Being Greek: Hide It Or Flaunt It On Your Law School Applications?
Is your affiliation with a Greek organization the best or the worst part of your law school application? It’s neither–it’s somewhere in between.
Law schools want well-rounded people. And there’s a lot of good that comes from being in a fraternity or sorority: friendship, networking, leadership, community service. But let’s face it, there are also some things that go on that law schools might not necessarily approve of. Some people leave Greek affiliation off of their law school applications, thinking it will make them appear frivolous or like a frequent partygoer. But, when mixed with a nice array of other activities, interests, and accomplishments, being a member of–and leader in–a Greek organization shows an ability to get along with others that makes for a great quality in a law school student and alumni.
When is membership in a fraternity or sorority a benefit to your application?
• When you’ve maintained a strong GPA while serving as a leader in your Greek organization;
• When you were a minority within the organization and brought cohesion to the group;
• When you helped improve the chapter somehow, either by raising the GPA as Scholarship Chair, or by starting a new philanthropic effort (that isn’t a party);
• When you became involved in the organization at the national level;
• When you have a story to tell that shows you were someone people came to for guidance, mentoring, or some other kind of help when they were in need, or that you brought together an organization at a time of in-fighting;
• When you were recognized for your achievements by the Greek System, the University you attended, your fellow brothers/sisters, or by the national organization.
When is membership in a fraternity or sorority a liability in your law school application?

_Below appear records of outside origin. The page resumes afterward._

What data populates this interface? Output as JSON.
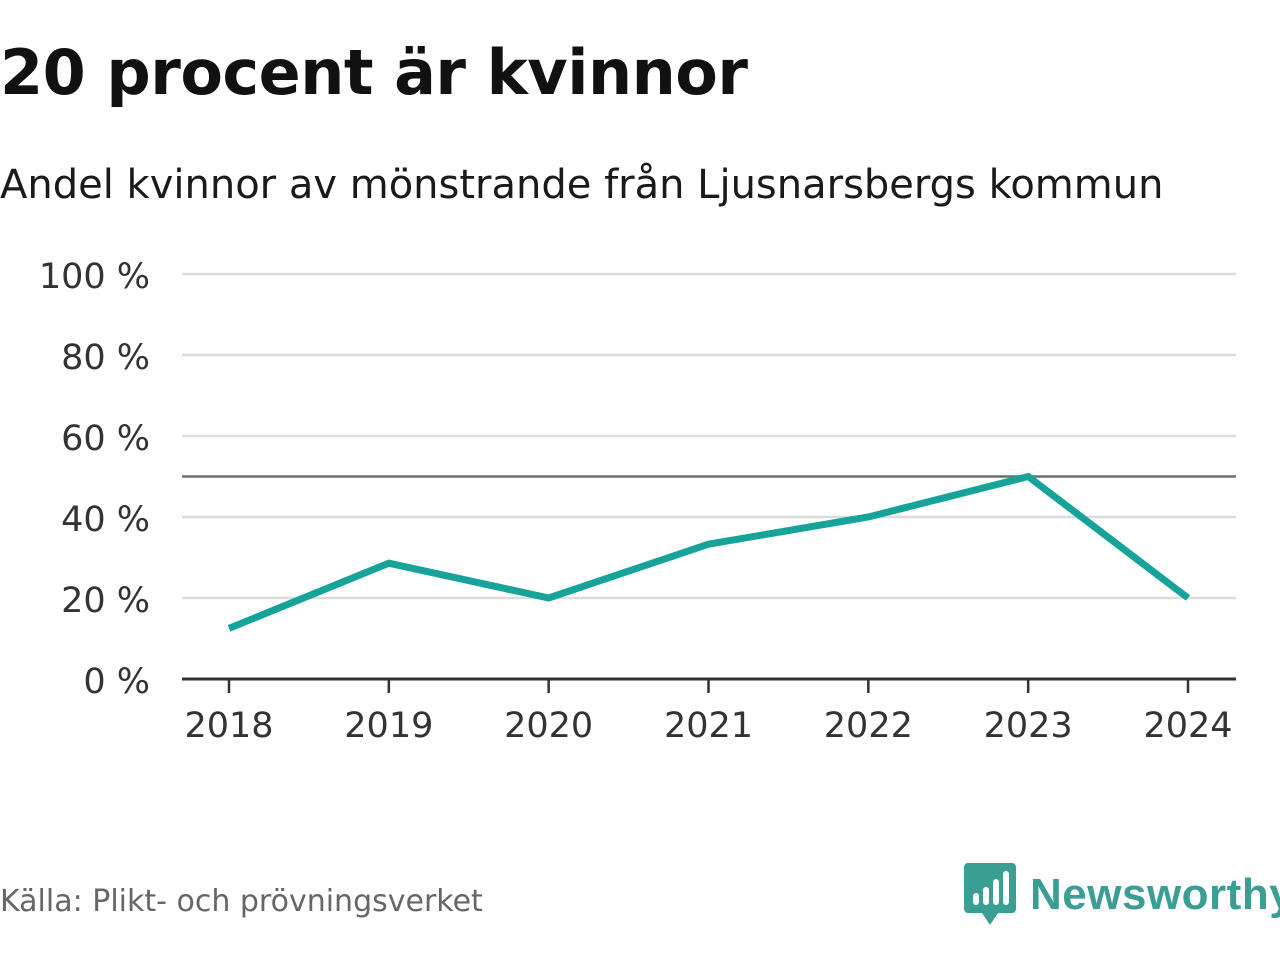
{
  "header": {
    "title": "20 procent är kvinnor",
    "subtitle": "Andel kvinnor av mönstrande från Ljusnarsbergs kommun"
  },
  "footer": {
    "source": "Källa: Plikt- och prövningsverket",
    "brand": "Newsworthy"
  },
  "colors": {
    "line": "#16a39a",
    "reference_line": "#6e6e6e",
    "grid": "#dcdcdc",
    "axis": "#333333",
    "brand": "#3a9e94"
  },
  "chart_data": {
    "type": "line",
    "title": "20 procent är kvinnor",
    "subtitle": "Andel kvinnor av mönstrande från Ljusnarsbergs kommun",
    "xlabel": "",
    "ylabel": "",
    "categories": [
      "2018",
      "2019",
      "2020",
      "2021",
      "2022",
      "2023",
      "2024"
    ],
    "series": [
      {
        "name": "Andel kvinnor",
        "values": [
          12.5,
          28.6,
          20,
          33.3,
          40,
          50,
          20
        ]
      }
    ],
    "ylim": [
      0,
      100
    ],
    "yticks": [
      0,
      20,
      40,
      60,
      80,
      100
    ],
    "ytick_labels": [
      "0 %",
      "20 %",
      "40 %",
      "60 %",
      "80 %",
      "100 %"
    ],
    "reference_line": 50,
    "grid": true
  }
}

• When it’s the only thing you’ve done and you never really distinguished yourself as a leader (simply helping with rush (even representing Panhellenic Council or the IFC) isn’t going to be considered a great position of leadership);
• When you were President (or Risk Management Chair) during a year when a scandal occurred that made national headlines and got your chapter kicked off campus (although, on the flip side, there’s probably a great learning experience you could share from this);
• When your dedication to your fraternity or sorority kept you from focusing on your grades;
• When you claim you were impoverished during school but you were somehow able to pay your dues;
• When you write your diversity statement about being with a diverse group of fraternity brothers (when you are not the one who brought diversity to the table).
If you have spent a great deal of your time in college involved in the Greek system, and you still have time left in your college career, try to round yourself out. You can even use your Greek involvements to do so: get involved in your philanthropy independently, or join the Panhellenic Judicial Board. However, it’s even better if you dedicate yourself to your studies, and even better if you also have other serious interests and pursuits you have dedicated yourself to during college.